Investors who have an allocation to high yield in their portfolios should be encouraged by the strong recovery of the asset class in recent weeks, especially following poor performance earlier in the year. Conversely, those who have stayed on the sidelines may be wondering if the opportunity has passed them by. We think the rationale for investing in high yield remains intact and, within the broad asset class, investors should be focusing on US high yield with maturities of up to five years, given the current shape of the curve.
Some investors may still be wary of the headwinds that potential US rate hikes pose to bonds in general. It may not be quite as clear-cut now as it once was, but the Fed is still likely to raise rates two or three times before the end of the year, especially if global conditions continue to improve. If that’s the case, investors may want to focus their attention on shorter durations, which are less sensitive to changes in interest rates. The good news for investors is that, in current market conditions, they would not be compensated for taking on term risk anyway.
Looking at the oil price – another concern for some investors – we see mixed fortunes for some companies. When oil was trading below $30 some investors fretted about its impact on companies in the energy sector and the potential that any distress could infect the rest of US high yield. The sector accounts for some 12 per cent of the broad high yield universe but companies in the midstream and downstream segments are not nearly so correlated with the oil price and, as such, are generally not in distress.
As for contagion, history has shown us that distress in one area rarely has much of an impact on the broader market. The main exception was the financial crisis, because of the wide-reaching effect that tighter credit conditions had on companies in all sectors. The opposite may be the case for oil. Most companies actually benefit from lower oil prices, so we don’t think this should be a worry.
More generally, some investors may think that an environment of wide spreads between high yield and government bond yields will be followed by an increase in defaults and, in turn, lower total returns for the asset class.

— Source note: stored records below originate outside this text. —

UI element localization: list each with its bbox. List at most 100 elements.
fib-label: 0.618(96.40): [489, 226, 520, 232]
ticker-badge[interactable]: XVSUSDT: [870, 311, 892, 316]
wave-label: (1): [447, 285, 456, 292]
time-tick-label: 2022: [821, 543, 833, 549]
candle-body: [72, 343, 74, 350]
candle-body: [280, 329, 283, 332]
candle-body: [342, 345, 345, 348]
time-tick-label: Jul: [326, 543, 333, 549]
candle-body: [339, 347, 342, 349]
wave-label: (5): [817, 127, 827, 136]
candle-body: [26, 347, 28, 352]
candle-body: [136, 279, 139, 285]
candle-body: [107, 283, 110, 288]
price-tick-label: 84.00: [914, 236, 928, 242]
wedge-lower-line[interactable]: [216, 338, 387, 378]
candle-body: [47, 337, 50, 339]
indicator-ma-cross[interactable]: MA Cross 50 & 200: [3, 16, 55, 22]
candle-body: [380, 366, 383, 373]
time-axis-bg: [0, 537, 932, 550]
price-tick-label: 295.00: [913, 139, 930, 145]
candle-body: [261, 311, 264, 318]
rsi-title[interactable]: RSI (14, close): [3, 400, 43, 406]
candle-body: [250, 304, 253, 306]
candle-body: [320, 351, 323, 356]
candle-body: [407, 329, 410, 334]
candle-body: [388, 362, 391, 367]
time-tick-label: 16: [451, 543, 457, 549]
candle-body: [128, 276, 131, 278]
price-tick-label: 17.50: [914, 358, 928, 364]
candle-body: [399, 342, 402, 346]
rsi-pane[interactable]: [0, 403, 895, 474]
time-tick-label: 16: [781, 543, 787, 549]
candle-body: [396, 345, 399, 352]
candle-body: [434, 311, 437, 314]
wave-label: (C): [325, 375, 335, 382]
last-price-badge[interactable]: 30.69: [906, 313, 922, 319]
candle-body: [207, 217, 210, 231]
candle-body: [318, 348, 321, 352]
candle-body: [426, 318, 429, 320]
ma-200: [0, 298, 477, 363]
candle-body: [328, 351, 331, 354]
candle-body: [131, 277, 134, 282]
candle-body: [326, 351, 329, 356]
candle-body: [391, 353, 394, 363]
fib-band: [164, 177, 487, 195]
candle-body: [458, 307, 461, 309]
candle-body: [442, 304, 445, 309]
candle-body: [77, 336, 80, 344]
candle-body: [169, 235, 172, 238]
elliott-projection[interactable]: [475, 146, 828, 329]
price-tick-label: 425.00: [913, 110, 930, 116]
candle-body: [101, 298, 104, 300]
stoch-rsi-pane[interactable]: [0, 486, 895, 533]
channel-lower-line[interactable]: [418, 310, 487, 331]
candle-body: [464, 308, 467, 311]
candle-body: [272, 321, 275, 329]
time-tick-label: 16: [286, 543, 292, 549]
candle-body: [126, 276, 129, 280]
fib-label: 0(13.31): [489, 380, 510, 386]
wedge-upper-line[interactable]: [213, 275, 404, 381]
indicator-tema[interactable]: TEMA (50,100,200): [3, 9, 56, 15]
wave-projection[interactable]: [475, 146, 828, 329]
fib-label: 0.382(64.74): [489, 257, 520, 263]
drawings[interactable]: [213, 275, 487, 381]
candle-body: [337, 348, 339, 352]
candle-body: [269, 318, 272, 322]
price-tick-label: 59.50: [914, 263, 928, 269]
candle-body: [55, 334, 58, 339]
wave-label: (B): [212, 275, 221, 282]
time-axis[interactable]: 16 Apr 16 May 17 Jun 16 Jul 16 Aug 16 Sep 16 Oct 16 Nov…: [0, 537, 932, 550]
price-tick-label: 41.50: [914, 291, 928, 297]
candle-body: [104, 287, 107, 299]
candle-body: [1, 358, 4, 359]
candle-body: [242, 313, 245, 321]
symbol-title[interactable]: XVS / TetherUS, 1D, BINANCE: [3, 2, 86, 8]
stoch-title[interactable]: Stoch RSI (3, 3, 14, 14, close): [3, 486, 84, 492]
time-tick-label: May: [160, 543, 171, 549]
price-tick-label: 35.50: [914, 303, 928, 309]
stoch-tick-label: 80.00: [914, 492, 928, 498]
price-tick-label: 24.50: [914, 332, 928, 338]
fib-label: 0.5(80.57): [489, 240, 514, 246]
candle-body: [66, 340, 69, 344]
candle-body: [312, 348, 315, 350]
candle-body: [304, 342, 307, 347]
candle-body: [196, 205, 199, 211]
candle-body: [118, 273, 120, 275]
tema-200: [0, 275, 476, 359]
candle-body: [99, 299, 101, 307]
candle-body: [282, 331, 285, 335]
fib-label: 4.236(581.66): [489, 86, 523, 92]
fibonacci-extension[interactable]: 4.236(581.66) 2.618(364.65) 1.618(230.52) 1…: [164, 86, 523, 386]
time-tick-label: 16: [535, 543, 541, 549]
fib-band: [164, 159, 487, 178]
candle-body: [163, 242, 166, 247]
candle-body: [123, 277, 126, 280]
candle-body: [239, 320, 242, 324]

However, evidence suggests that markets tend to overestimate future defaults and therefore overcompensate investors.
The ETF market in Europe offers exposure to US short-term high yield mainly via passive approaches. Ones that use filters may be able to avoid individual issuers where the investor is not being adequately compensated for the amount of default risk taken, meaning they may be able to reduce overall volatility without sacrificing yield.
Since parts of the high yield market are not very liquid, and the universe comprises thousands of names, you may want to choose a fund that filters out the most illiquid issues, as well as screening for credit impairment. By doing this, it’s possible for the fund to reduce transaction costs as well as exposure to distressed names, such as some of the exploration and production and oilfield equipment and services companies.
Some ETFs also optimise the filtered portfolio to match key benchmark characteristics, including duration and spread. What does all this mean for investors? They are better able to select an ETF that provides them with the exposure, and the profile, to meet their objectives and view of the market.